Keiko belonged to a religious sect called hirameki-san (a holy flash of light), one of the numerous “new religion” groups whose beliefs are base
d loosely on Buddhism and ancestor worship. Because the sect encourages its members to donate large amounts of money and try to convert others, my relatives were leery of it. They were embarrassed that Keiko often went to public places like train stations to hand out tracts and to preach. But everyone admitted—even before her illness—that her beliefs were harmless enough. Her sect did not promote violence, nor did it convert people against their will. Keiko spent most of her time burning incense and praying for the souls of all the dead people in our family, which was not that different from what more “normal” Buddhists did—only she devoted more time to it.

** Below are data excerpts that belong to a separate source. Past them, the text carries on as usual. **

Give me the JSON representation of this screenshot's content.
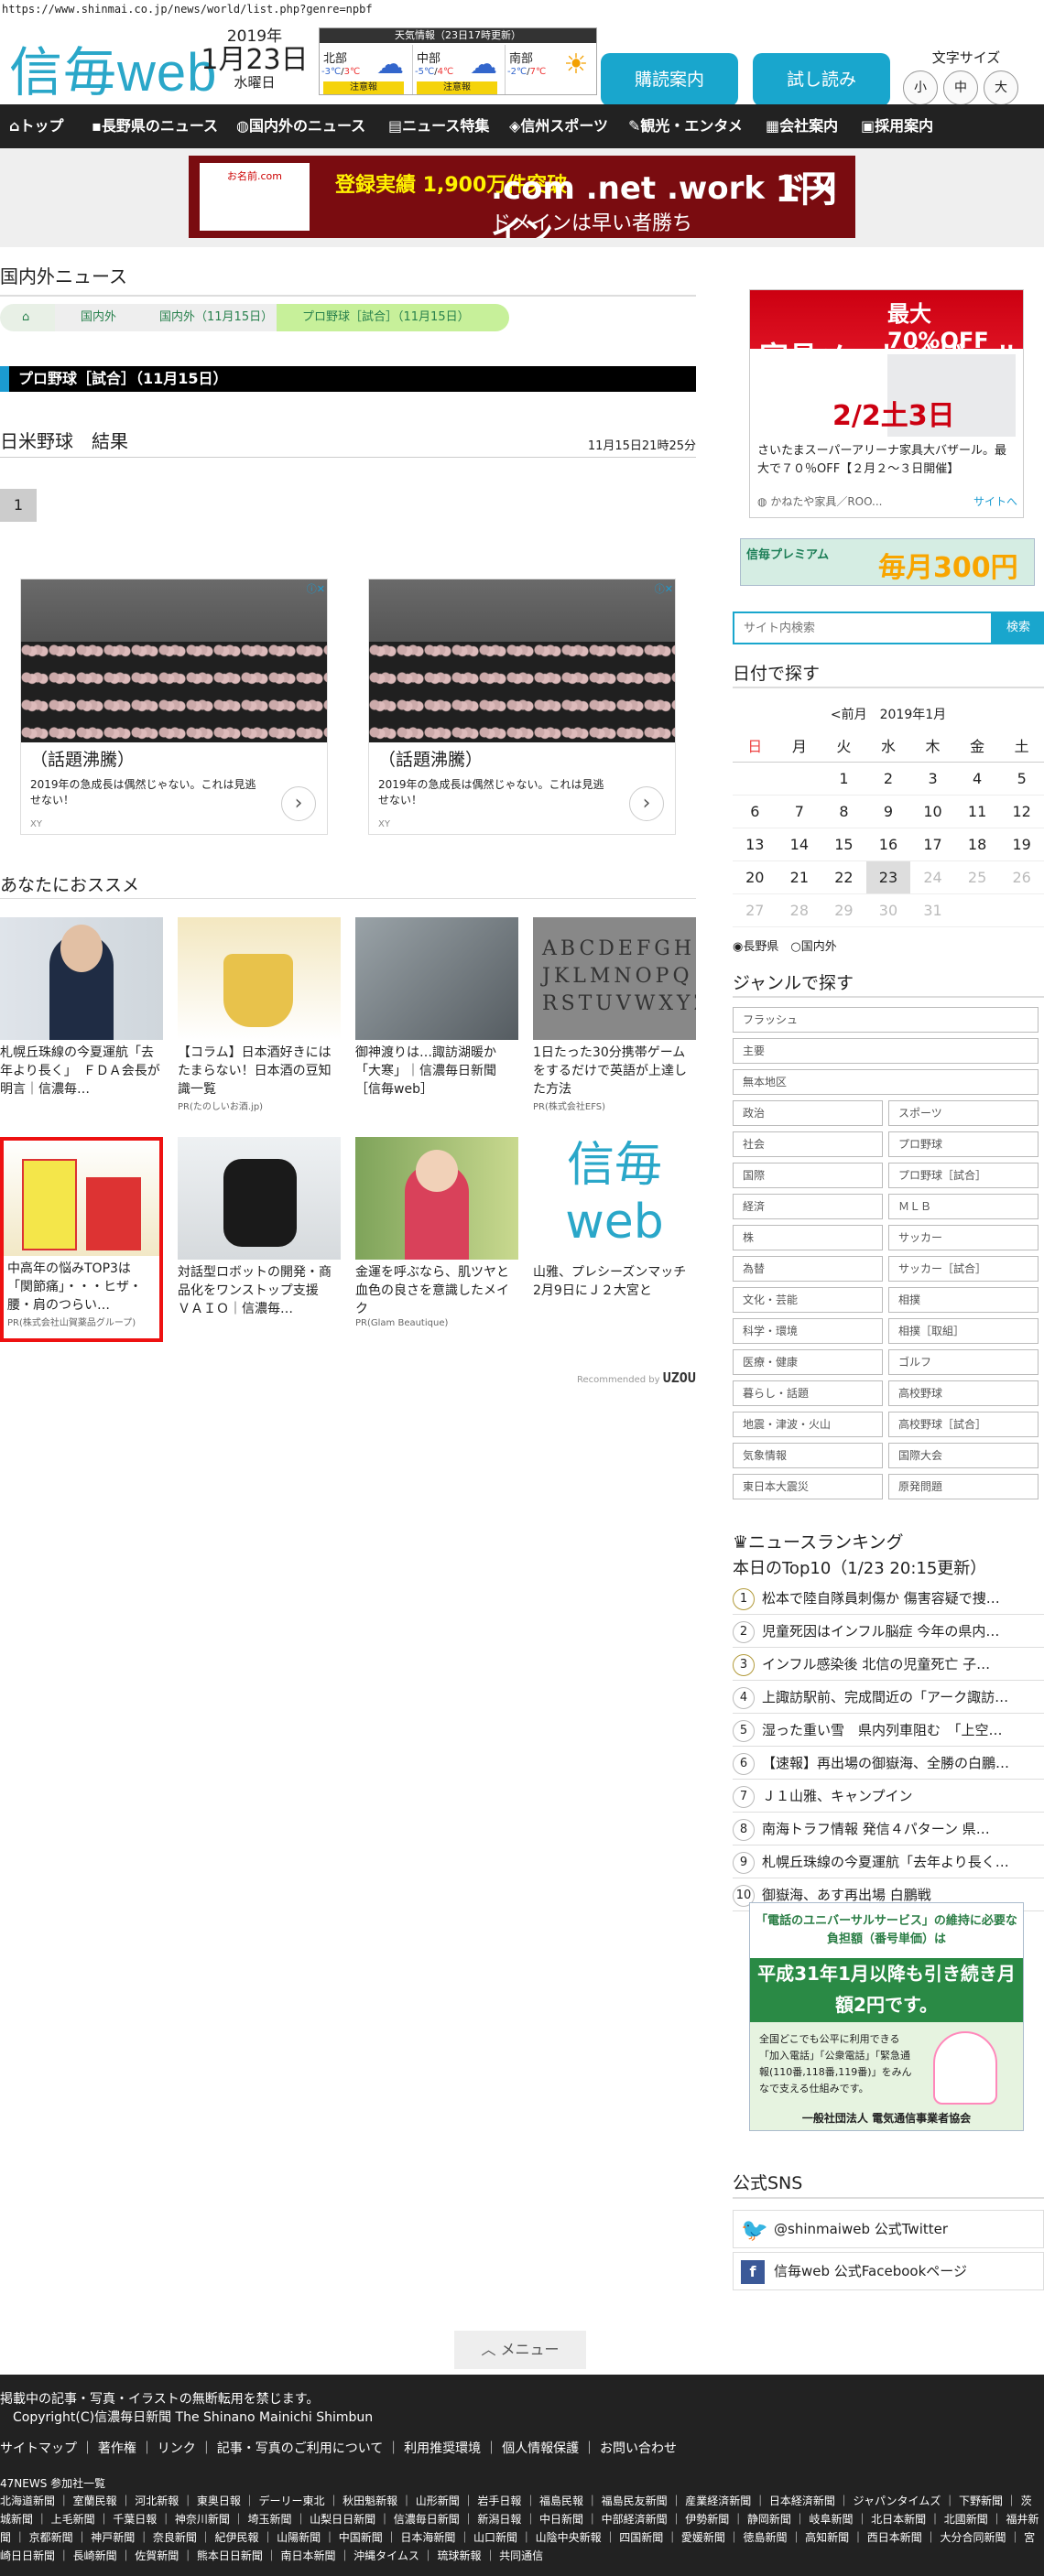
{
  "url": "https://www.shinmai.co.jp/news/world/list.php?genre=npbf",
  "header": {
    "logo": "信毎web",
    "year": "2019年",
    "monthday": "1月23日",
    "weekday": "水曜日",
    "weather_title": "天気情報（23日17時更新）",
    "weather": [
      {
        "name": "北部",
        "hi": "3℃",
        "lo": "-3℃",
        "icon": "☁",
        "badge": "注意報"
      },
      {
        "name": "中部",
        "hi": "4℃",
        "lo": "-5℃",
        "icon": "☁",
        "badge": "注意報"
      },
      {
        "name": "南部",
        "hi": "7℃",
        "lo": "-2℃",
        "icon": "☀",
        "badge": ""
      }
    ],
    "btn_delivery": "購読案内",
    "btn_trial": "試し読み",
    "font_label": "文字サイズ",
    "font_sizes": [
      "小",
      "中",
      "大"
    ]
  },
  "nav": [
    "トップ",
    "長野県のニュース",
    "国内外のニュース",
    "ニュース特集",
    "信州スポーツ",
    "観光・エンタメ",
    "会社案内",
    "採用案内"
  ],
  "ad_top": {
    "box": "お名前.com",
    "t1": "登録実績 1,900万件突破",
    "t2": ".com .net .work ドメイン",
    "t3": "ドメインは早い者勝ち",
    "price": "1円"
  },
  "main": {
    "section_title": "国内外ニュース",
    "breadcrumb": [
      "",
      "国内外",
      "国内外（11月15日）",
      "プロ野球［試合］（11月15日）"
    ],
    "genre_bar": "プロ野球［試合］（11月15日）",
    "article_title": "日米野球　結果",
    "article_date": "11月15日21時25分",
    "page": "1",
    "ads": [
      {
        "label": "（話題沸騰）",
        "text": "2019年の急成長は偶然じゃない。これは見逃せない！",
        "src": "XY"
      },
      {
        "label": "（話題沸騰）",
        "text": "2019年の急成長は偶然じゃない。これは見逃せない！",
        "src": "XY"
      }
    ],
    "rec_title": "あなたにおススメ",
    "recs": [
      {
        "title": "札幌丘珠線の今夏運航「去年より長く」　ＦＤＡ会長が明言｜信濃毎…",
        "pr": ""
      },
      {
        "title": "【コラム】日本酒好きにはたまらない！日本酒の豆知識一覧",
        "pr": "PR(たのしいお酒.jp)"
      },
      {
        "title": "御神渡りは…諏訪湖暖か「大寒」｜信濃毎日新聞［信毎web］",
        "pr": ""
      },
      {
        "title": "1日たった30分携帯ゲームをするだけで英語が上達した方法",
        "pr": "PR(株式会社EFS)"
      },
      {
        "title": "中高年の悩みTOP3は「関節痛」・・・ヒザ・腰・肩のつらい…",
        "pr": "PR(株式会社山賀薬品グループ)"
      },
      {
        "title": "対話型ロボットの開発・商品化をワンストップ支援　ＶＡＩＯ｜信濃毎…",
        "pr": ""
      },
      {
        "title": "金運を呼ぶなら、肌ツヤと血色の良さを意識したメイク",
        "pr": "PR(Glam Beautique)"
      },
      {
        "title": "山雅、プレシーズンマッチ　2月9日にＪ２大宮と",
        "pr": ""
      }
    ],
    "rec_by": "Recommended by",
    "rec_by_brand": "UZOU"
  },
  "side": {
    "ad1_text": "さいたまスーパーアリーナ家具大バザール。最大で７０％OFF【２月２～３日開催】",
    "ad1_src": "かねたや家具／ROO...",
    "ad1_site": "サイトへ",
    "ad1_head": "家具メッセバザール",
    "ad1_sub": "最大70%OFF",
    "ad1_date": "2/2土3日",
    "ad2_a": "信毎プレミアム",
    "ad2_b": "毎月300円",
    "search_placeholder": "サイト内検索",
    "search_btn": "検索",
    "date_title": "日付で探す",
    "cal_prev": "<前月",
    "cal_month": "2019年1月",
    "cal_head": [
      "日",
      "月",
      "火",
      "水",
      "木",
      "金",
      "土"
    ],
    "cal_rows": [
      [
        "",
        "",
        "1",
        "2",
        "3",
        "4",
        "5"
      ],
      [
        "6",
        "7",
        "8",
        "9",
        "10",
        "11",
        "12"
      ],
      [
        "13",
        "14",
        "15",
        "16",
        "17",
        "18",
        "19"
      ],
      [
        "20",
        "21",
        "22",
        "23",
        "24",
        "25",
        "26"
      ],
      [
        "27",
        "28",
        "29",
        "30",
        "31",
        "",
        ""
      ]
    ],
    "radio_a": "長野県",
    "radio_b": "国内外",
    "genre_title": "ジャンルで探す",
    "genres_full": [
      "フラッシュ",
      "主要",
      "無本地区"
    ],
    "genres": [
      "政治",
      "スポーツ",
      "社会",
      "プロ野球",
      "国際",
      "プロ野球［試合］",
      "経済",
      "ＭＬＢ",
      "株",
      "サッカー",
      "為替",
      "サッカー［試合］",
      "文化・芸能",
      "相撲",
      "科学・環境",
      "相撲［取組］",
      "医療・健康",
      "ゴルフ",
      "暮らし・話題",
      "高校野球",
      "地震・津波・火山",
      "高校野球［試合］",
      "気象情報",
      "国際大会",
      "東日本大震災",
      "原発問題"
    ],
    "ranking_title": "ニュースランキング",
    "ranking_sub": "本日のTop10（1/23 20:15更新）",
    "ranking": [
      "松本で陸自隊員刺傷か 傷害容疑で捜…",
      "児童死因はインフル脳症 今年の県内…",
      "インフル感染後 北信の児童死亡 子…",
      "上諏訪駅前、完成間近の「アーク諏訪…",
      "湿った重い雪　県内列車阻む　「上空…",
      "【速報】再出場の御嶽海、全勝の白鵬…",
      "Ｊ１山雅、キャンプイン",
      "南海トラフ情報 発信４パターン 県…",
      "札幌丘珠線の今夏運航「去年より長く…",
      "御嶽海、あす再出場 白鵬戦"
    ],
    "ad3_a": "「電話のユニバーサルサービス」の維持に必要な負担額（番号単価）は",
    "ad3_b": "平成31年1月以降も引き続き月額2円です。",
    "ad3_c": "全国どこでも公平に利用できる「加入電話」「公衆電話」「緊急通報(110番,118番,119番)」をみんなで支える仕組みです。",
    "ad3_d": "一般社団法人 電気通信事業者協会",
    "sns_title": "公式SNS",
    "sns_twitter": "@shinmaiweb 公式Twitter",
    "sns_facebook": "信毎web 公式Facebookページ"
  },
  "menu_btn": "メニュー",
  "footer": {
    "l1": "掲載中の記事・写真・イラストの無断転用を禁じます。",
    "l2": "Copyright(C)信濃毎日新聞 The Shinano Mainichi Shimbun",
    "l3": "サイトマップ ｜ 著作権 ｜ リンク ｜ 記事・写真のご利用について ｜ 利用推奨環境 ｜ 個人情報保護 ｜ お問い合わせ",
    "l4": "47NEWS 参加社一覧",
    "l5": "北海道新聞 ｜ 室蘭民報 ｜ 河北新報 ｜ 東奥日報 ｜ デーリー東北 ｜ 秋田魁新報 ｜ 山形新聞 ｜ 岩手日報 ｜ 福島民報 ｜ 福島民友新聞 ｜ 産業経済新聞 ｜ 日本経済新聞 ｜ ジャパンタイムズ ｜ 下野新聞 ｜ 茨城新聞 ｜ 上毛新聞 ｜ 千葉日報 ｜ 神奈川新聞 ｜ 埼玉新聞 ｜ 山梨日日新聞 ｜ 信濃毎日新聞 ｜ 新潟日報 ｜ 中日新聞 ｜ 中部経済新聞 ｜ 伊勢新聞 ｜ 静岡新聞 ｜ 岐阜新聞 ｜ 北日本新聞 ｜ 北國新聞 ｜ 福井新聞 ｜ 京都新聞 ｜ 神戸新聞 ｜ 奈良新聞 ｜ 紀伊民報 ｜ 山陽新聞 ｜ 中国新聞 ｜ 日本海新聞 ｜ 山口新聞 ｜ 山陰中央新報 ｜ 四国新聞 ｜ 愛媛新聞 ｜ 徳島新聞 ｜ 高知新聞 ｜ 西日本新聞 ｜ 大分合同新聞 ｜ 宮崎日日新聞 ｜ 長崎新聞 ｜ 佐賀新聞 ｜ 熊本日日新聞 ｜ 南日本新聞 ｜ 沖縄タイムス ｜ 琉球新報 ｜ 共同通信"
  }
}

Keiko’s religion must have contributed to her insistence on knowing the truth. Perhaps because she thought of faith as something sacred she devoted to hirameki-san, she did not want her doctor to play a godlike part in her life—making decisions without informing her, knowing everything while she knew nothing. She wanted to have a relationship of trust—she asked the doctor to tell her the truth so she could make decisions; once he did, she was willing to trust him to respect her wishes and not put her through unwanted surgery or medication. That is different from having faith in him. He had to earn her trust by telling the truth.
Keiko died only three months after our visit. When I heard the news, I thought of one of my earliest memories of her, from the days when I used to call her “Neine,” big sister. Until I was four, my family lived in a small house in Kobe with Keiko, Kenichi, and another of my mother’s brothers, Shiro. Because I was born with dislocated hips and spent my first year in a cast, I did not learn to walk until I was two. When I did finally learn, my uncles began to take me on walks to strengthen my legs, and Keiko bought me red patent leather shoes. I still remember walking around our house with those shoes on—something my mother must have tolerated even though it was against convention; we lived in a Japanese house, where the rule was to take off our shoes at the door. The tatami floor squished underneath my shoes and made me laugh. I would pretend to be on an important outing, and Keiko would give me her handbag to carry from room to room. The handbag, made of red patent leather that matched my shoes, was huge. We never put anything inside it; still, we kept opening and closing the bag, pretending to admire the invisible treasures hidden in its roomy compartments.